11th to 17th July
On Thursday14th I was walking through the Royal Melbourne Botanic Gardens and these very late autumn leaves caught my eye. The day was very bright and sunny. However, the air was quite cool. These gardens are one of the great treasures of our capital city and were landscaped in the English style in the late 1800's. They are sufficiently large that I seem to notice something different every time I go into them. 
 The same tree close up and looking further to the left.
I was also struck how much more wintery Melbourne looks than home. I realised it is because of the large number of northern hemisphere trees planted there. Most of which are completely bare of leaves. This is not the case with the indigenous trees which predominate in the coastal landscape.

Although I have reduced my work to three days a week I still find I am quite busy. People who retire often say they don't know how they previously had time to go to work. This is a little bit worrying. I find it hard to imagine being busier.

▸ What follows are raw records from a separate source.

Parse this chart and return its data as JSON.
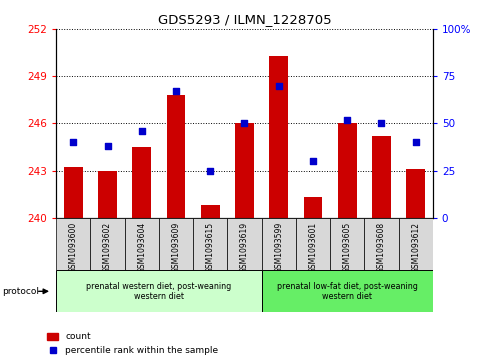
{
  "title": "GDS5293 / ILMN_1228705",
  "samples": [
    "GSM1093600",
    "GSM1093602",
    "GSM1093604",
    "GSM1093609",
    "GSM1093615",
    "GSM1093619",
    "GSM1093599",
    "GSM1093601",
    "GSM1093605",
    "GSM1093608",
    "GSM1093612"
  ],
  "counts": [
    243.2,
    243.0,
    244.5,
    247.8,
    240.8,
    246.0,
    250.3,
    241.3,
    246.0,
    245.2,
    243.1
  ],
  "percentiles": [
    40,
    38,
    46,
    67,
    25,
    50,
    70,
    30,
    52,
    50,
    40
  ],
  "ylim_left": [
    240,
    252
  ],
  "ylim_right": [
    0,
    100
  ],
  "yticks_left": [
    240,
    243,
    246,
    249,
    252
  ],
  "yticks_right": [
    0,
    25,
    50,
    75,
    100
  ],
  "bar_color": "#cc0000",
  "dot_color": "#0000cc",
  "bar_bottom": 240,
  "group1_label": "prenatal western diet, post-weaning\nwestern diet",
  "group2_label": "prenatal low-fat diet, post-weaning\nwestern diet",
  "group1_count": 6,
  "group2_count": 5,
  "protocol_label": "protocol",
  "legend_count": "count",
  "legend_percentile": "percentile rank within the sample",
  "group1_bg": "#ccffcc",
  "group2_bg": "#66ee66",
  "sample_bg": "#d8d8d8"
}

I attended a class with  my teacher Mrs Elizabeth Angell on Wednesday. The subject for the class, as indicated in this weeks title, was an arrangement using dried leaves. After thinking about the exercise I remembered I had some dried aspidistra leaves. I thought I could thread them through two frame-works I had made by wiring some short sticks together to create an irregular geometric form. These frames I had painted red. I thought it would also be interesting to use three small mug shaped vases. 

This was my first interpretation of the exercise. 

As you can see I left the red frame-works at home! Thank goodness Sogetsu encourages us to improvise. Remember the Iemoto says ikebana can be done by anyone, anywhere, at anytime, with anything.

After the class I re-worked the leaves in this larger rectangular vase, adding one fresh leaf for contrast. 

I was not particularly satisfied with this so I tried again. 
This interpretation pleased me more. If I have an opportunity next week I will try to create my original intention.

Greetings from Christopher

1 comment:

  1. Christopher,

    I love final interpretation on the last arrangement. The clear separation of the older material from the fresh is more striking. Just the hint of the green reminds us of Spring's promise.

    Hope you and Laurie are enjoying being back home.